Process Data for Image Curation#
Process image data you’ve loaded into a WebDataset using NeMo Curator’s suite of tools. These tools help you generate embeddings, classify images, and filter your dataset to prepare high-quality data for downstream AI tasks such as generative model training, dataset analysis, or quality control.
How it Works#
Image processing in NeMo Curator typically follows these steps:
Load your dataset using
ImageTextPairDataset
Generate image embeddings using a built-in or custom embedder
Apply classifiers (such as aesthetic or NSFW) to score or filter images
Filter images based on classifier scores or metadata
Save or export your curated dataset for downstream use
You can use NeMo Curator’s built-in tools or implement your own for advanced use cases.
Classifier Options#
Assess the subjective quality of images using a model trained on human aesthetic preferences. Useful for filtering or ranking images by visual appeal.

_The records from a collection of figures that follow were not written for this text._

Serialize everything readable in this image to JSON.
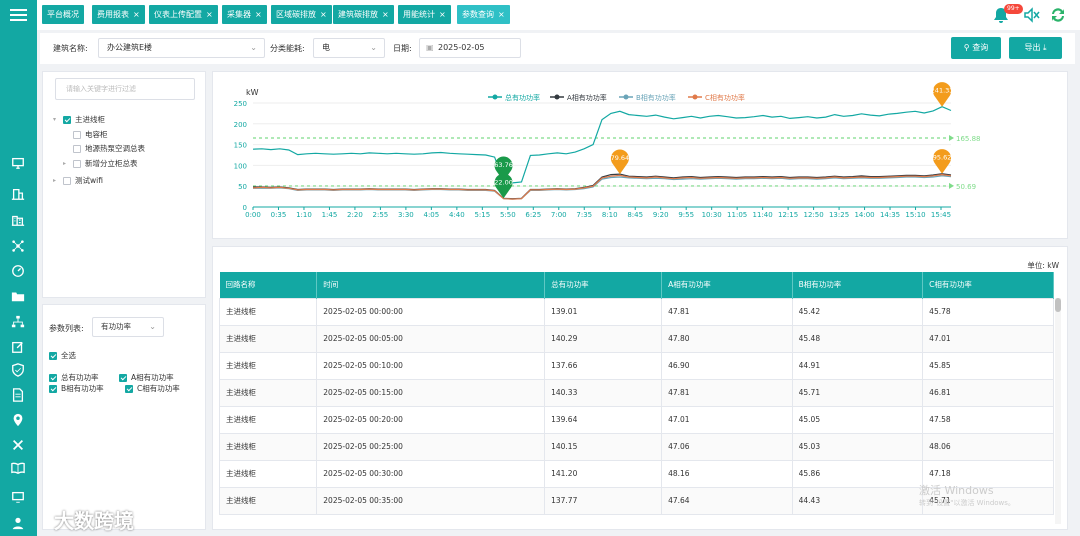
{
  "tabs": [
    {
      "label": "平台概况",
      "close": ""
    },
    {
      "label": "费用报表",
      "close": "×"
    },
    {
      "label": "仪表上传配置",
      "close": "×"
    },
    {
      "label": "采集器",
      "close": "×"
    },
    {
      "label": "区域碳排放",
      "close": "×"
    },
    {
      "label": "建筑碳排放",
      "close": "×"
    },
    {
      "label": "用能统计",
      "close": "×"
    },
    {
      "label": "参数查询",
      "close": "×"
    }
  ],
  "notification_badge": "99+",
  "filters": {
    "building_label": "建筑名称:",
    "building_value": "办公建筑E楼",
    "category_label": "分类能耗:",
    "category_value": "电",
    "date_label": "日期:",
    "date_value": "2025-02-05",
    "query_button": "查询",
    "export_button": "导出"
  },
  "tree": {
    "search_placeholder": "请输入关键字进行过滤",
    "nodes": [
      {
        "label": "主进线柜",
        "checked": true
      },
      {
        "label": "电容柜",
        "checked": false
      },
      {
        "label": "地源热泵空调总表",
        "checked": false
      },
      {
        "label": "新增分立柜总表",
        "checked": false
      },
      {
        "label": "测试wifi",
        "checked": false
      }
    ]
  },
  "params": {
    "list_label": "参数列表:",
    "list_value": "有功功率",
    "select_all": "全选",
    "options": [
      "总有功功率",
      "A相有功功率",
      "B相有功功率",
      "C相有功功率"
    ]
  },
  "chart_data": {
    "type": "line",
    "ylabel": "kW",
    "ylim": [
      0,
      250
    ],
    "yticks": [
      0,
      50,
      100,
      150,
      200,
      250
    ],
    "xticks": [
      "0:00",
      "0:35",
      "1:10",
      "1:45",
      "2:20",
      "2:55",
      "3:30",
      "4:05",
      "4:40",
      "5:15",
      "5:50",
      "6:25",
      "7:00",
      "7:35",
      "8:10",
      "8:45",
      "9:20",
      "9:55",
      "10:30",
      "11:05",
      "11:40",
      "12:15",
      "12:50",
      "13:25",
      "14:00",
      "14:35",
      "15:10",
      "15:45"
    ],
    "series": [
      {
        "name": "总有功功率",
        "color": "#13a8a3",
        "values": [
          139,
          140,
          138,
          140,
          137,
          126,
          128,
          129,
          128,
          127,
          128,
          129,
          128,
          130,
          129,
          128,
          129,
          128,
          127,
          128,
          130,
          131,
          129,
          128,
          127,
          126,
          125,
          120,
          62,
          58,
          60,
          124,
          125,
          128,
          130,
          128,
          132,
          140,
          150,
          210,
          225,
          230,
          222,
          220,
          218,
          221,
          216,
          212,
          215,
          218,
          214,
          218,
          220,
          217,
          214,
          215,
          217,
          220,
          216,
          218,
          213,
          215,
          217,
          214,
          216,
          222,
          218,
          220,
          224,
          221,
          219,
          223,
          225,
          228,
          230,
          226,
          231,
          241,
          232
        ]
      },
      {
        "name": "A相有功功率",
        "color": "#343a40",
        "values": [
          48,
          48,
          47,
          48,
          46,
          42,
          43,
          43,
          43,
          42,
          43,
          43,
          43,
          44,
          43,
          43,
          43,
          43,
          42,
          43,
          44,
          44,
          43,
          43,
          42,
          42,
          42,
          40,
          21,
          20,
          21,
          42,
          42,
          43,
          44,
          43,
          44,
          47,
          52,
          72,
          78,
          79,
          74,
          73,
          72,
          74,
          72,
          70,
          72,
          73,
          71,
          72,
          73,
          72,
          71,
          72,
          72,
          73,
          72,
          73,
          71,
          72,
          72,
          71,
          72,
          74,
          72,
          73,
          75,
          73,
          73,
          74,
          75,
          76,
          76,
          75,
          77,
          80,
          77
        ]
      },
      {
        "name": "B相有功功率",
        "color": "#6aa4b8",
        "values": [
          45,
          45,
          45,
          46,
          44,
          40,
          41,
          41,
          41,
          40,
          41,
          41,
          41,
          42,
          41,
          41,
          41,
          41,
          40,
          41,
          42,
          42,
          41,
          41,
          40,
          40,
          40,
          38,
          20,
          19,
          20,
          40,
          40,
          41,
          42,
          41,
          42,
          44,
          48,
          67,
          71,
          72,
          70,
          69,
          68,
          69,
          68,
          66,
          67,
          68,
          67,
          68,
          69,
          68,
          67,
          68,
          68,
          69,
          68,
          69,
          67,
          68,
          68,
          67,
          68,
          70,
          68,
          69,
          70,
          69,
          69,
          70,
          71,
          72,
          72,
          71,
          72,
          75,
          73
        ]
      },
      {
        "name": "C相有功功率",
        "color": "#e07a4a",
        "values": [
          46,
          47,
          46,
          47,
          45,
          41,
          42,
          42,
          42,
          41,
          42,
          42,
          42,
          43,
          42,
          42,
          42,
          42,
          41,
          42,
          43,
          43,
          42,
          42,
          41,
          41,
          41,
          39,
          20,
          19,
          20,
          41,
          41,
          42,
          43,
          42,
          43,
          46,
          50,
          70,
          74,
          76,
          72,
          71,
          70,
          72,
          70,
          68,
          70,
          71,
          69,
          70,
          71,
          70,
          69,
          70,
          70,
          71,
          70,
          71,
          69,
          70,
          70,
          69,
          70,
          72,
          70,
          71,
          72,
          71,
          71,
          72,
          73,
          74,
          74,
          73,
          75,
          78,
          75
        ]
      }
    ],
    "avg_lines": [
      {
        "value": 165.88,
        "label": "165.88"
      },
      {
        "value": 50.69,
        "label": "50.69"
      }
    ],
    "markers": [
      {
        "label": "63.76",
        "color": "#1a9a4a",
        "index": 28
      },
      {
        "label": "22.00",
        "color": "#1a9a4a",
        "index": 28
      },
      {
        "label": "79.64",
        "color": "#f39c1c",
        "index": 41
      },
      {
        "label": "241.33",
        "color": "#f39c1c",
        "index": 77
      },
      {
        "label": "95.62",
        "color": "#f39c1c",
        "index": 77
      }
    ]
  },
  "table": {
    "unit": "单位:  kW",
    "columns": [
      "回路名称",
      "时间",
      "总有功功率",
      "A相有功功率",
      "B相有功功率",
      "C相有功功率"
    ],
    "rows": [
      [
        "主进线柜",
        "2025-02-05 00:00:00",
        "139.01",
        "47.81",
        "45.42",
        "45.78"
      ],
      [
        "主进线柜",
        "2025-02-05 00:05:00",
        "140.29",
        "47.80",
        "45.48",
        "47.01"
      ],
      [
        "主进线柜",
        "2025-02-05 00:10:00",
        "137.66",
        "46.90",
        "44.91",
        "45.85"
      ],
      [
        "主进线柜",
        "2025-02-05 00:15:00",
        "140.33",
        "47.81",
        "45.71",
        "46.81"
      ],
      [
        "主进线柜",
        "2025-02-05 00:20:00",
        "139.64",
        "47.01",
        "45.05",
        "47.58"
      ],
      [
        "主进线柜",
        "2025-02-05 00:25:00",
        "140.15",
        "47.06",
        "45.03",
        "48.06"
      ],
      [
        "主进线柜",
        "2025-02-05 00:30:00",
        "141.20",
        "48.16",
        "45.86",
        "47.18"
      ],
      [
        "主进线柜",
        "2025-02-05 00:35:00",
        "137.77",
        "47.64",
        "44.43",
        "45.71"
      ]
    ]
  },
  "watermarks": {
    "activate_title": "激活 Windows",
    "activate_sub": "转到\"设置\"以激活 Windows。",
    "brand": "大数跨境"
  }
}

Detect not-safe-for-work (NSFW) content in images using a CLIP-based classifier. Helps remove or flag explicit material from your datasets.
Embedding Options#
Use state-of-the-art models from the PyTorch Image Models (timm) library for embedding generation. Highly recommended for most users.

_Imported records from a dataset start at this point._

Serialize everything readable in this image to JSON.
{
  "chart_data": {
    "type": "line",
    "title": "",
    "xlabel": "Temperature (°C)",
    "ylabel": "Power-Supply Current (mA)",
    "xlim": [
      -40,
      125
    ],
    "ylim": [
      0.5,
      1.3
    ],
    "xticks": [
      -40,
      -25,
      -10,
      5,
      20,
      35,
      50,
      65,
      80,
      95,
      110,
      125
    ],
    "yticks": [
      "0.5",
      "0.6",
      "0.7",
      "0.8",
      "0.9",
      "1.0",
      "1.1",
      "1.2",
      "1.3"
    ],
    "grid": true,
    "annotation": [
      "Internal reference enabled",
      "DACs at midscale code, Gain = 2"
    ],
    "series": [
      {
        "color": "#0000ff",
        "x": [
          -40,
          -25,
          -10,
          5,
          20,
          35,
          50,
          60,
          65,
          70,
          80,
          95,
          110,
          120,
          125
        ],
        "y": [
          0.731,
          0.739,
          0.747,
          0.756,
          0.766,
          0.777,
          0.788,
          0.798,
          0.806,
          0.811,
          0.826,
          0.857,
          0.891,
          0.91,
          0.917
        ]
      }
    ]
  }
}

Implement your own image embedding logic by subclassing the base class. Useful for research models or custom pipelines.
Filtering Images#
Filter images in your dataset by applying thresholds to classifier scores (such as aesthetic or NSFW) or by using metadata fields. Unlike text curation, NeMo Curator does not currently provide built-in heuristic or content-based filters for images. Filtering is typically performed as a post-processing step after classification and embedding.
Common filtering strategies:
Remove images with low aesthetic scores
Remove or flag images with high NSFW scores
Filter by metadata (e.g., resolution, aspect ratio)
Example: Filtering by classifier score in Python
import dask_cudf
# Assume df is a Dask-cuDF DataFrame with 'aesthetic_score' and 'nsfw_score' columns
filtered = df[(df['aesthetic_score'] > 0.5) & (df['nsfw_score'] < 0.2)]
You can also implement custom filtering logic based on your project needs.